GüncelManşet

Hamburg’da Rote Flora’nın Yıkılmasına Karşı Çıkalım

Hamburg’ da çeşitli otonom, solcu ve antifaşist gruplar tarafından kullanılan “Rote Flora” kültür merkezi Hamburg’da devleti, emlak ve finans kurumlarını çok ciddi rahatsız etmektedir.

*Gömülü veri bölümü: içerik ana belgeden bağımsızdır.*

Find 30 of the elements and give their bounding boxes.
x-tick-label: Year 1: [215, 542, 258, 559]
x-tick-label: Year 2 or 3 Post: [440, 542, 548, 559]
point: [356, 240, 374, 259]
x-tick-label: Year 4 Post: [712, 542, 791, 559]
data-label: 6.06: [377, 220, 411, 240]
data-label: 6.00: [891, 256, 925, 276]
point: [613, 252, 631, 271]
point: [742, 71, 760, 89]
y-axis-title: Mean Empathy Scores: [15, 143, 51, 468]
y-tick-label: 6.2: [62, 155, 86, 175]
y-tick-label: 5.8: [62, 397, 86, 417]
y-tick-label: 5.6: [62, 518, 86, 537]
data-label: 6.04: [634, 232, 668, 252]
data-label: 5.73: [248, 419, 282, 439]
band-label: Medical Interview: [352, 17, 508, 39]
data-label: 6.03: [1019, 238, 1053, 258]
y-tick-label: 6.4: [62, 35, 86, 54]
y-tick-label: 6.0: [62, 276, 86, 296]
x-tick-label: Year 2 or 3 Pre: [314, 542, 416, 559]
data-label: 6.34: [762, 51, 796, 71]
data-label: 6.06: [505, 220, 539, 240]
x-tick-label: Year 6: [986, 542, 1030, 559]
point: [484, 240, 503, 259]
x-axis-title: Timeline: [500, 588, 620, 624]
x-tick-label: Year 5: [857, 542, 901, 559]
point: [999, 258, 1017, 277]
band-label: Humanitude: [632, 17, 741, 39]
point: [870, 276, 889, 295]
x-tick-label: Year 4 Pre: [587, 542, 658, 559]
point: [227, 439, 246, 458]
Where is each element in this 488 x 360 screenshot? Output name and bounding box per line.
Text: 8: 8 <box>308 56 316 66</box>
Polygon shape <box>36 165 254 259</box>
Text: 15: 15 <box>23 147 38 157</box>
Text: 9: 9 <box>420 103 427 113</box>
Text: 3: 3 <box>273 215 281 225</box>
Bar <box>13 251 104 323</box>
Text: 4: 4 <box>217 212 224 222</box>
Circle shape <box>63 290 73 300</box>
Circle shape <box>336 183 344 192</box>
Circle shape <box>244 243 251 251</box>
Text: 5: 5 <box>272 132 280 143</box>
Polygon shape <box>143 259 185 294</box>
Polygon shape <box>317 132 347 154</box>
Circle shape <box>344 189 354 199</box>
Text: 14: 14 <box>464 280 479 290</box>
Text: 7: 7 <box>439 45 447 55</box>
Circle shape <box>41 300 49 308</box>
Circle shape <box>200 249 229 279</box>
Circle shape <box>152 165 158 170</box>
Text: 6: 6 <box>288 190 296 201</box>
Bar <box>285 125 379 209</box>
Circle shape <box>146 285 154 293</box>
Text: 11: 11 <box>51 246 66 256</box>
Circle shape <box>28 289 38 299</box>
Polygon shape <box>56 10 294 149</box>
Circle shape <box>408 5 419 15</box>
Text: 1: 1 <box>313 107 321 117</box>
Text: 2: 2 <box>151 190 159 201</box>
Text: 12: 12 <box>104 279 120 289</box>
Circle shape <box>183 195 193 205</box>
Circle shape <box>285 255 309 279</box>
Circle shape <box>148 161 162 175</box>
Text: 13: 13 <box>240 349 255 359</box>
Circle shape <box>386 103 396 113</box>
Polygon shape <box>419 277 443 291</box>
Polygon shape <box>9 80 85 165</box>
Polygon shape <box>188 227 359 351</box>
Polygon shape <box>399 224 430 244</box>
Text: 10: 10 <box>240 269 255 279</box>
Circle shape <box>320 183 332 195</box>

Hamburg eyaletinde devlet eli ile özel mülkiyet olarak satılan ve belli bir süre sonrada devletin politikalarına karşı çıkanların, sol grupların tasfiyesi amacı ve bulunduğu mevki ile de devlet politikalarına karşı çıkanların solcu, demokrat, devrimcilerin ve duyarlı insanların uğrak alanında tasfiye “dizayn” edilmesi amacı ile yıkılmak istenmektedir.

Buna karşın 22 Aralık günü Rote Floranin yıkılmasına karşı çıkan 10 binlerce kişinin katılım gösterdiği bir yürüyüş organize edildi. Ne var ki sistemin yürüyüşten rahatsız olduğu aşikârdı. Bundan dolayı da yürüyüş başlamadan antifaşist ve sol grupların önüne geçerek cop biber gazı ve de tazyikli su sıkarak kitlelere saldırmıştır.

ATİF`in de yıkılmasına karşı çıktığı Rote Flora`yı biraz yakından tanımak gerekiyor. Rote Flora kentin simgelerinden biridir. 25 yıllık bir öyküye sahip olan Rote Flora, 1989 yılında atıl durumdayken solcu gruplar tarafından işgal edilerek kültür merkezine dönüştürülmüştü. Binanın inşaat tarihi ise 1835`e dayanıyor.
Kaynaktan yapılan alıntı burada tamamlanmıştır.